With the onset of the pandemic, the FDA was able to utilize special powers to close the LDT loophole. After the secretary of health and human services declared a public-health emergency on February 4, 2020, any labs that wanted to evaluate patient samples for the coronavirus with their own, homemade procedures would first need a sign-off from the FDA. The FDA commissioner at the time, Stephen Hahn, said this tighter leash on LDTs “balanced the urgent need to make diagnostic tests available with providing a level of oversight that ensures accurate tests are being deployed.” But the process that his agency put in place proved slow and cumbersome: It required pathologists to spend hundreds of hours completing documentation before using their tests for clinical care. By March 2020, the policy was relaxed in the face of widespread criticism, then abolished that August.

The FDA’s policy on COVID tests may have been a failure, but that doesn’t mean Hahn’s defense of it was empty rhetoric. The Holmes trial serves as an important counterfactual: The same emergency protections that slowed test availability in early 2020 had also blocked Theranos from deploying potentially inaccurate Ebola and Zika tests half a decade earlier. Fraud remains a real concern in any disaster. The ever-present tension between medical-testing speed and reliability even played out as an ironic side plot at the start of the Holmes trial. The proceedings were delayed on their second day after a juror was potentially exposed to the coronavirus. Although the juror reportedly received negative rapid-test results, the court decided to wait on the findings of a traditional laboratory analysis. Holmes, who once promised to upend the old-school laboratory industry with her magic device, was now at the industry’s mercy.

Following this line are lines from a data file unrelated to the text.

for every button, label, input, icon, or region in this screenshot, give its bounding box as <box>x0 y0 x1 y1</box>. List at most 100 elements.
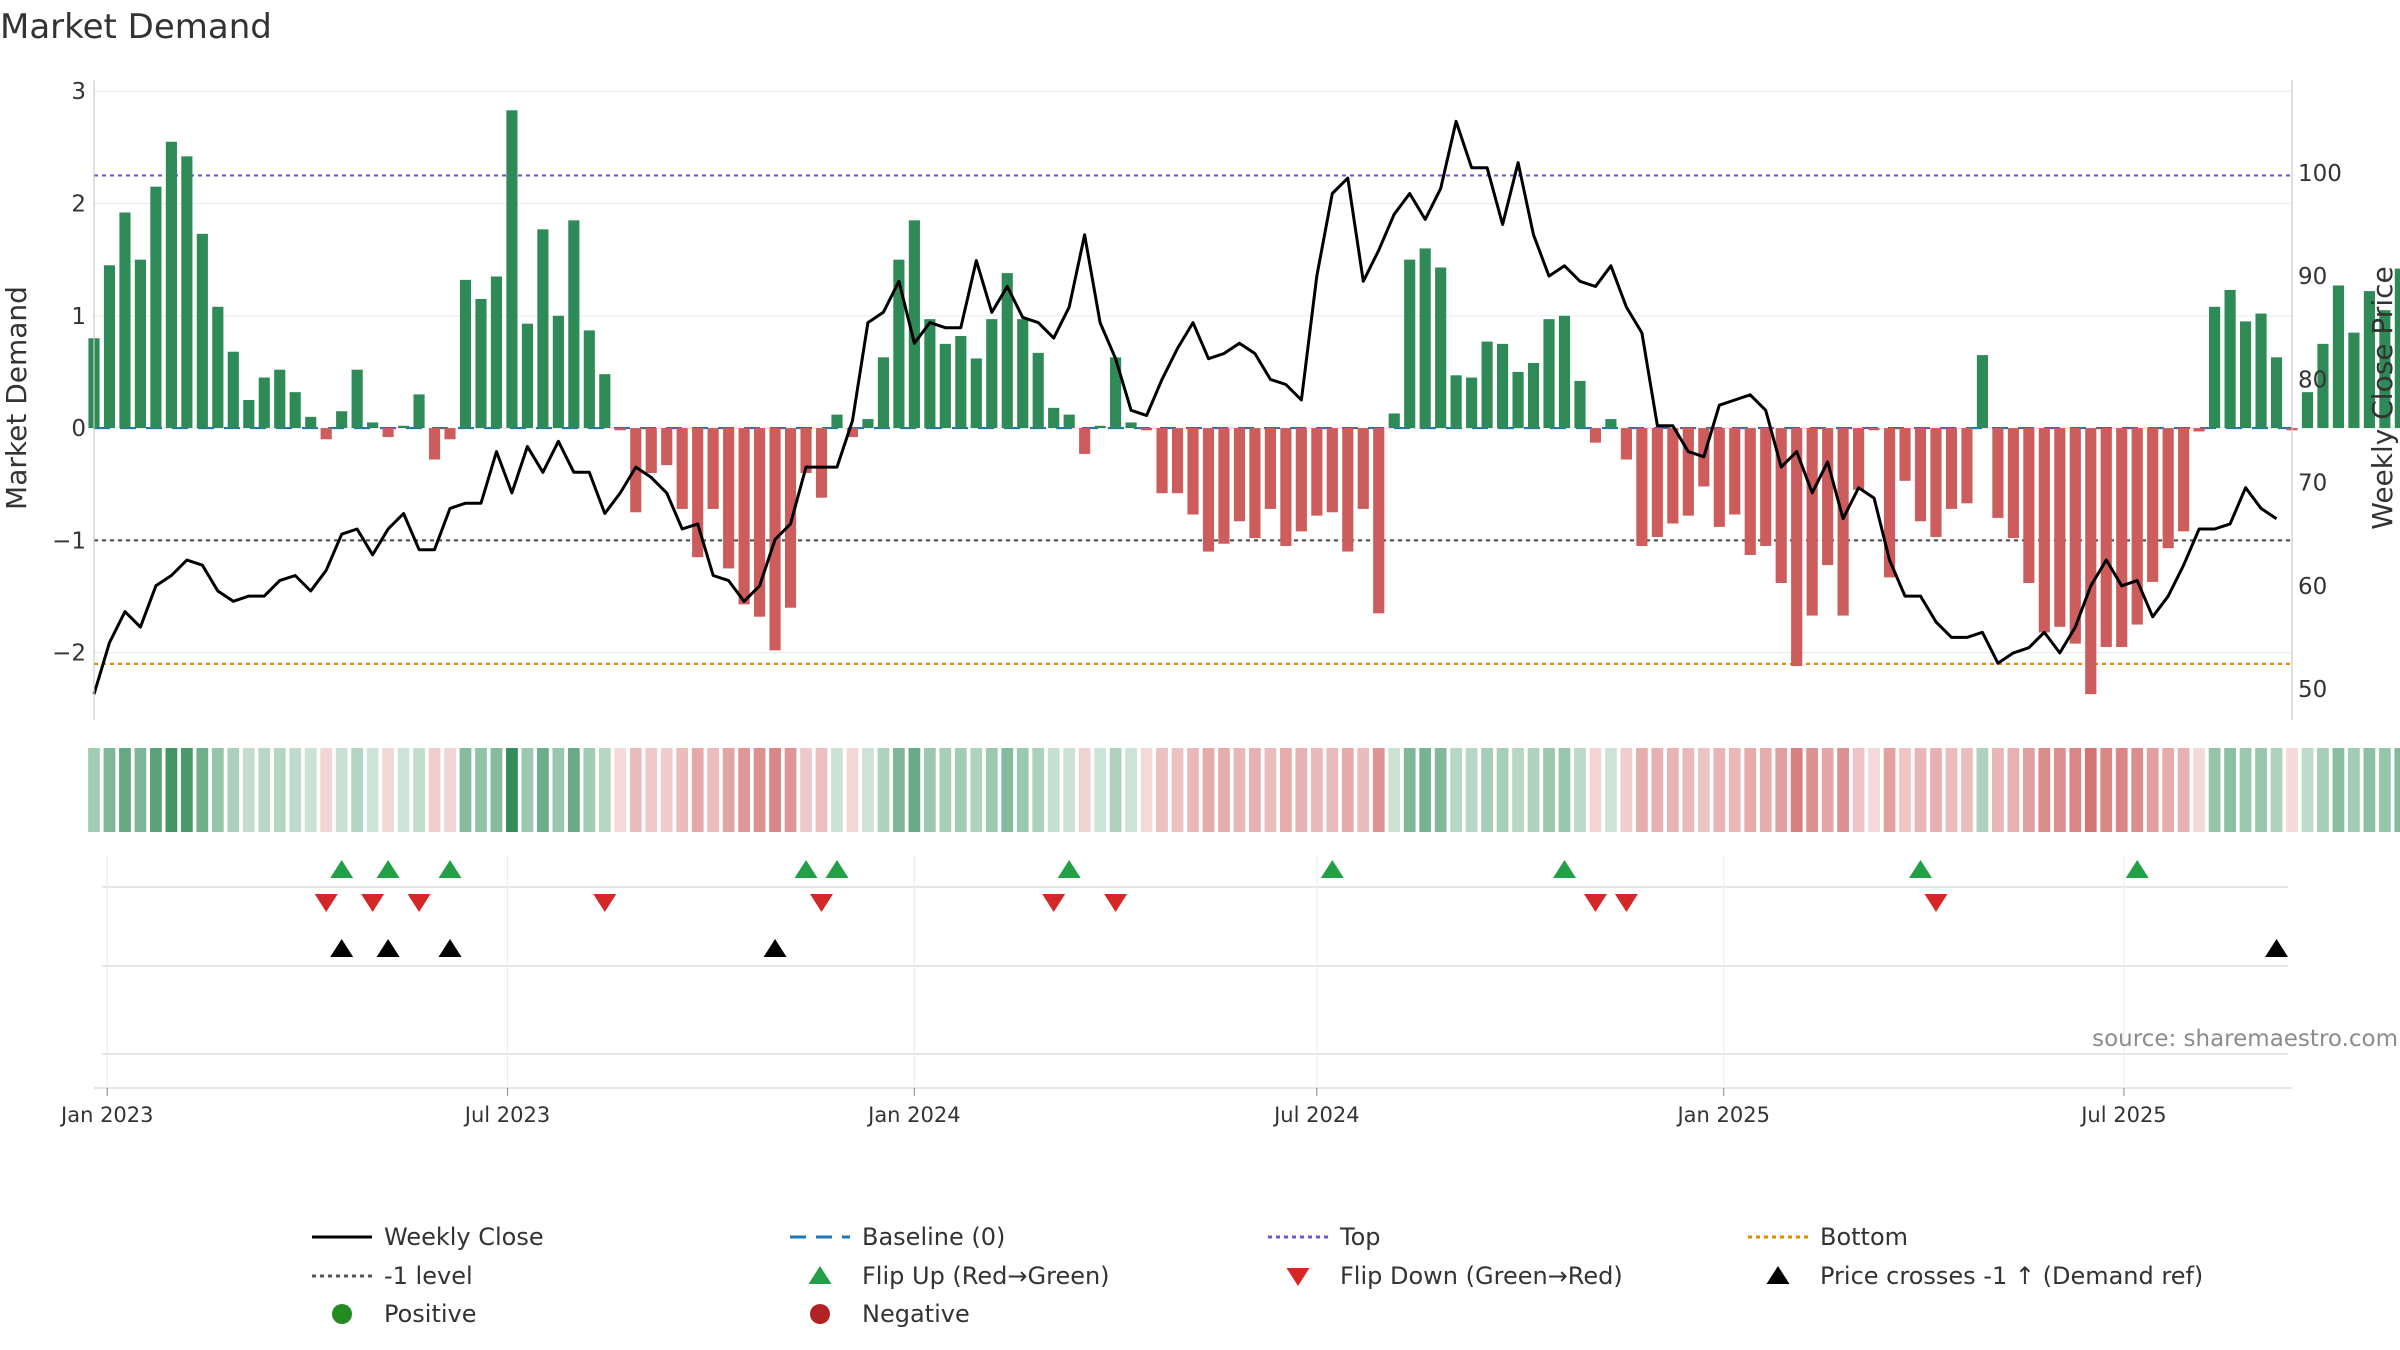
negative-demand-bar <box>320 428 332 440</box>
heat-cell <box>1620 748 1633 832</box>
negative-demand-bar <box>2147 428 2159 582</box>
heat-cell <box>134 748 147 832</box>
heat-cell <box>196 748 209 832</box>
positive-demand-bar <box>568 220 580 429</box>
heat-cell <box>1697 748 1710 832</box>
flip-up-marker <box>438 860 462 878</box>
y-right-tick-label: 80 <box>2298 367 2327 393</box>
price-cross-marker <box>376 939 400 957</box>
positive-demand-bar <box>336 411 348 429</box>
positive-demand-bar <box>2209 306 2221 429</box>
negative-demand-bar <box>2023 428 2035 584</box>
heat-cell <box>722 748 735 832</box>
positive-demand-bar <box>1497 343 1509 429</box>
heat-cell <box>1636 748 1648 832</box>
positive-demand-bar <box>583 330 595 429</box>
negative-demand-bar <box>428 428 441 460</box>
negative-demand-bar <box>1806 428 1818 616</box>
positive-demand-bar <box>150 186 162 429</box>
heat-cell <box>970 748 983 832</box>
legend-item-baseline: Baseline (0) <box>790 1223 1005 1251</box>
y-left-tick-label: 1 <box>71 304 86 330</box>
heat-cell <box>165 748 178 832</box>
y-right-tick-label: 90 <box>2298 264 2327 290</box>
heat-cell <box>2286 748 2298 832</box>
positive-demand-bar <box>1063 414 1075 429</box>
negative-demand-bar <box>2178 428 2190 532</box>
flip-up-marker <box>1057 860 1081 878</box>
negative-demand-bar <box>1620 428 1632 460</box>
positive-demand-bar <box>831 414 843 429</box>
legend-swatch-positive <box>332 1304 352 1324</box>
heat-cell <box>831 748 843 832</box>
heat-cell <box>180 748 193 832</box>
heat-cell <box>2224 748 2236 832</box>
heat-cell <box>954 748 967 832</box>
negative-demand-bar <box>1140 428 1153 431</box>
heat-cell <box>2255 748 2267 832</box>
legend-item-positive: Positive <box>332 1300 477 1328</box>
legend-label-positive: Positive <box>384 1300 477 1328</box>
flip-down-marker <box>1042 894 1066 912</box>
y-left-tick-label: 3 <box>71 79 86 105</box>
negative-demand-bar <box>2054 428 2066 627</box>
legend-label-top: Top <box>1339 1223 1381 1251</box>
positive-demand-bar <box>1001 273 1013 429</box>
legend-item-price-line: Weekly Close <box>312 1223 544 1251</box>
negative-demand-bar <box>1280 428 1292 546</box>
heat-cell <box>598 748 611 832</box>
positive-demand-bar <box>1388 413 1400 429</box>
negative-demand-bar <box>1156 428 1168 494</box>
flip-up-marker <box>1320 860 1344 878</box>
heat-cell <box>939 748 952 832</box>
positive-demand-bar <box>258 377 270 429</box>
positive-demand-bar <box>227 351 239 429</box>
heat-cell <box>366 748 379 832</box>
flip-down-marker <box>810 894 834 912</box>
negative-demand-bar <box>1992 428 2004 518</box>
flip-up-marker <box>330 860 354 878</box>
negative-demand-bar <box>630 428 642 513</box>
heat-cell <box>2348 748 2360 832</box>
positive-demand-bar <box>1032 352 1044 429</box>
legend-swatch-flip-up <box>808 1266 832 1284</box>
heat-cell <box>88 748 100 832</box>
heat-cell <box>2378 748 2391 832</box>
negative-demand-bar <box>1249 428 1261 539</box>
negative-demand-bar <box>692 428 704 558</box>
positive-demand-bar <box>506 110 518 429</box>
positive-demand-bar <box>2379 310 2391 429</box>
positive-demand-bar <box>1125 422 1137 429</box>
heat-cell <box>800 748 812 832</box>
negative-demand-bar <box>614 428 626 431</box>
heat-cell <box>459 748 472 832</box>
negative-demand-bar <box>1744 428 1756 555</box>
heat-cell <box>1109 748 1122 832</box>
positive-demand-bar <box>134 259 147 429</box>
positive-demand-bar <box>398 425 410 429</box>
positive-demand-bar <box>1419 248 1431 429</box>
legend-label-flip-up: Flip Up (Red→Green) <box>862 1262 1110 1290</box>
y-left-tick-label: 2 <box>71 192 86 218</box>
legend-swatch-flip-down <box>1286 1268 1310 1286</box>
heat-cell <box>769 748 781 832</box>
heat-cell <box>1326 748 1339 832</box>
heat-cell <box>1063 748 1076 832</box>
heat-cell <box>1527 748 1540 832</box>
heat-cell <box>273 748 286 832</box>
positive-demand-bar <box>599 374 611 429</box>
positive-demand-bar <box>2239 321 2252 429</box>
heat-cell <box>335 748 348 832</box>
flip-down-marker <box>1583 894 1607 912</box>
heat-cell <box>2162 748 2175 832</box>
negative-demand-bar <box>1868 428 1880 431</box>
positive-demand-bar <box>1976 355 1988 429</box>
heat-cell <box>1403 748 1416 832</box>
legend-swatch-cross <box>1766 1266 1790 1284</box>
positive-demand-bar <box>367 422 379 429</box>
heat-cell <box>1156 748 1168 832</box>
date-tick-label: Jan 2024 <box>866 1103 961 1127</box>
y-axis-left-label: Market Demand <box>0 286 33 510</box>
heat-cell <box>1512 748 1524 832</box>
heat-cell <box>1419 748 1432 832</box>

It has ultimately been left up to Congress to strike the right balance for regulating diagnostics. Competing bills meant to promote safety and access to laboratory testing, called the VALID and VITAL Acts, are currently winding their way through the legislative process. The VALID Act would enable the FDA to regulate a greater number of lab-developed tests, and the VITAL Act would do the opposite, preventing the FDA from overseeing LDTs at all—even during public-health emergencies. As with many contentious political issues, however, chances are good that Congress will do nothing at all.

Holmes herself was a master at exploiting political conflict. She publicly supported greater oversight by the FDA even as she flouted existing requirements. Increased scrutiny would have proved disastrous for her business; the real purpose of Holmes’s endorsement may have been to signal righteousness, engender public trust, and gobble up further investments. More recently, we’ve seen that in the midst of a deadly viral outbreak, all policy questions become imbued with moral significance. Botched testing, for example, can be seen as the “original sin” of America’s pandemic response. Any action that the FDA might take—whether it’s approving drugs for Alzheimer’s or slowing down COVID-19 vaccines for kids—gets absorbed into a grand battle between sinners and saints, disruption and stagnation. But the best public policy will have to accommodate the existence of both.